Limitation period for summary conviction offences 133.1 (1) A proceeding by way of summary conviction for an offence under section 117, 126 or 127, or section 131 as it relates to section 117, may be instituted at any time within, but not later than, 10 years after the day on which the subject-matter of the proceeding arose, and a proceeding by way of summary conviction for any other offence under this Act may be instituted at any time within, but not later than, five years after the day on which the subject-matter of the proceeding arose. Application (2) Subsection (1) does not apply if the subject-matter of the proceeding arose before the day on which this section comes into force. Defence — incorporation by reference 134 No person may be found guilty of an offence or subjected to a penalty for the contravention of a provision of a regulation that incorporates material by reference, unless it is proved that, at the time of the alleged contravention, (a) the material was reasonably accessible to the person; (b) reasonable steps had been taken to ensure that the material was accessible to persons likely to be affected by the regulation; or (c) the material had been published in the Canada Gazette. Offences outside Canada 135 An act or omission that would by reason of this Act be punishable as an offence if committed in Canada is, if committed outside Canada, an offence under this Act and may be tried and punished in Canada.
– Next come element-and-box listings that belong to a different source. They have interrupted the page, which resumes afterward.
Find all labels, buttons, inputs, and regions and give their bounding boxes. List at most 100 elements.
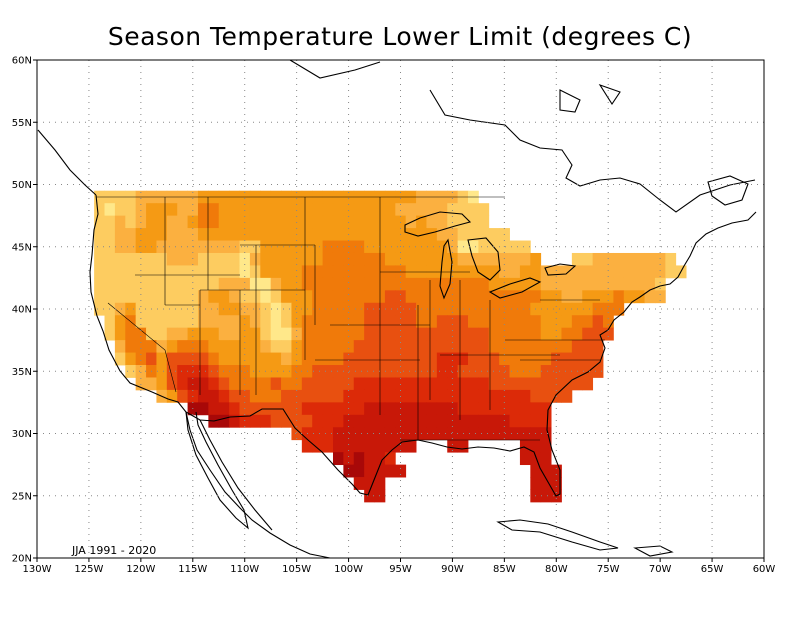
grid-cell <box>416 327 427 341</box>
grid-cell <box>436 414 448 428</box>
grid-cell <box>208 365 220 378</box>
grid-cell <box>582 290 594 304</box>
grid-cell <box>270 315 282 329</box>
grid-cell <box>270 340 282 353</box>
grid-cell <box>519 240 531 254</box>
grid-cell <box>488 365 500 378</box>
grid-cell <box>249 302 261 316</box>
grid-cell <box>270 302 282 316</box>
grid-cell <box>478 327 490 341</box>
grid-cell <box>114 302 126 316</box>
grid-cell <box>561 265 573 279</box>
grid-cell <box>301 252 313 266</box>
grid-cell <box>281 240 292 254</box>
grid-cell <box>291 365 303 378</box>
grid-cell <box>426 427 438 441</box>
grid-cell <box>519 315 531 329</box>
grid-cell <box>613 290 625 304</box>
grid-cell <box>468 240 479 254</box>
grid-cell <box>416 352 427 366</box>
grid-cell <box>571 352 583 366</box>
grid-cell <box>156 327 168 341</box>
grid-cell <box>384 327 396 341</box>
grid-cell <box>530 389 542 403</box>
longitude-label: 120W <box>126 564 155 575</box>
grid-cell <box>457 327 469 341</box>
grid-cell <box>260 265 272 279</box>
grid-cell <box>332 215 344 229</box>
grid-cell <box>197 277 209 291</box>
grid-cell <box>270 265 282 279</box>
grid-cell <box>332 252 344 266</box>
grid-cell <box>125 240 137 254</box>
grid-cell <box>197 340 209 353</box>
grid-cell <box>353 427 365 441</box>
grid-cell <box>332 427 344 441</box>
grid-cell <box>540 327 552 341</box>
grid-cell <box>281 377 292 391</box>
grid-cell <box>384 240 396 254</box>
grid-cell <box>249 215 261 229</box>
longitude-label: 80W <box>545 564 568 575</box>
grid-cell <box>94 302 105 316</box>
grid-cell <box>384 315 396 329</box>
grid-cell <box>519 365 531 378</box>
grid-cell <box>519 402 531 416</box>
grid-cell <box>135 265 147 279</box>
grid-cell <box>530 477 542 490</box>
grid-cell <box>332 452 344 466</box>
grid-cell <box>478 377 490 391</box>
grid-cell <box>177 240 188 254</box>
grid-cell <box>509 340 521 353</box>
grid-cell <box>312 402 324 416</box>
grid-cell <box>197 265 209 279</box>
grid-cell <box>353 464 365 478</box>
grid-cell <box>177 315 188 329</box>
grid-cell <box>229 414 240 428</box>
grid-cell <box>654 265 666 279</box>
grid-cell <box>281 215 292 229</box>
grid-cell <box>457 215 469 229</box>
grid-cell <box>468 340 479 353</box>
latitude-label: 60N <box>12 56 32 67</box>
grid-cell <box>281 402 292 416</box>
north-america-coastline <box>89 194 757 559</box>
grid-cell <box>571 340 583 353</box>
grid-cell <box>343 452 355 466</box>
grid-cell <box>166 240 178 254</box>
grid-cell <box>270 389 282 403</box>
grid-cell <box>187 365 199 378</box>
latitude-label: 55N <box>12 118 32 129</box>
grid-cell <box>468 402 479 416</box>
grid-cell <box>561 290 573 304</box>
grid-cell <box>94 277 105 291</box>
grid-cell <box>218 377 230 391</box>
grid-cell <box>197 315 209 329</box>
grid-cell <box>281 265 292 279</box>
grid-cell <box>571 377 583 391</box>
grid-cell <box>488 389 500 403</box>
grid-cell <box>603 277 614 291</box>
grid-cell <box>135 203 147 217</box>
grid-cell <box>146 252 157 266</box>
grid-cell <box>343 277 355 291</box>
grid-cell <box>197 352 209 366</box>
grid-cell <box>332 414 344 428</box>
grid-cell <box>332 228 344 241</box>
grid-cell <box>353 377 365 391</box>
grid-cell <box>405 203 417 217</box>
grid-cell <box>301 315 313 329</box>
grid-cell <box>530 402 542 416</box>
axis-ticks <box>33 59 765 562</box>
grid-cell <box>332 389 344 403</box>
grid-cell <box>260 414 272 428</box>
grid-cell <box>312 228 324 241</box>
grid-cell <box>322 277 334 291</box>
grid-cell <box>208 302 220 316</box>
grid-cell <box>530 315 542 329</box>
grid-cell <box>125 352 137 366</box>
grid-cell <box>395 302 407 316</box>
grid-cell <box>571 265 583 279</box>
grid-cell <box>312 389 324 403</box>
Venue 136 (1) A proceeding in respect of an offence under this Act may be instituted, tried and determined at the place in Canada where the offence was committed or at the place in Canada where the person charged with the offence is or has an office or place of business at the time of the institution of those proceedings. Where commission outside Canada (2) A proceeding in respect of an offence under this Act that is committed outside Canada may be instituted, tried and determined at any place in Canada.
- ↑ W. Gunther Plaut, Refugee determination in Canada: A report to the Honourable Flora MacDonald, Minister of Employment and Immigration, April 1985, Government of Canada publication, page 161.
- ↑ Monica Boyd & Nathan T.B. Ly (2021) Unwanted and Uninvited: Canadian Exceptionalism in Migration and the 2017-2020 Irregular Border Crossings, American Review of Canadian Studies, 51:1, 95-121, DOI: 10.1080/02722011.2021.1899743 at page 97.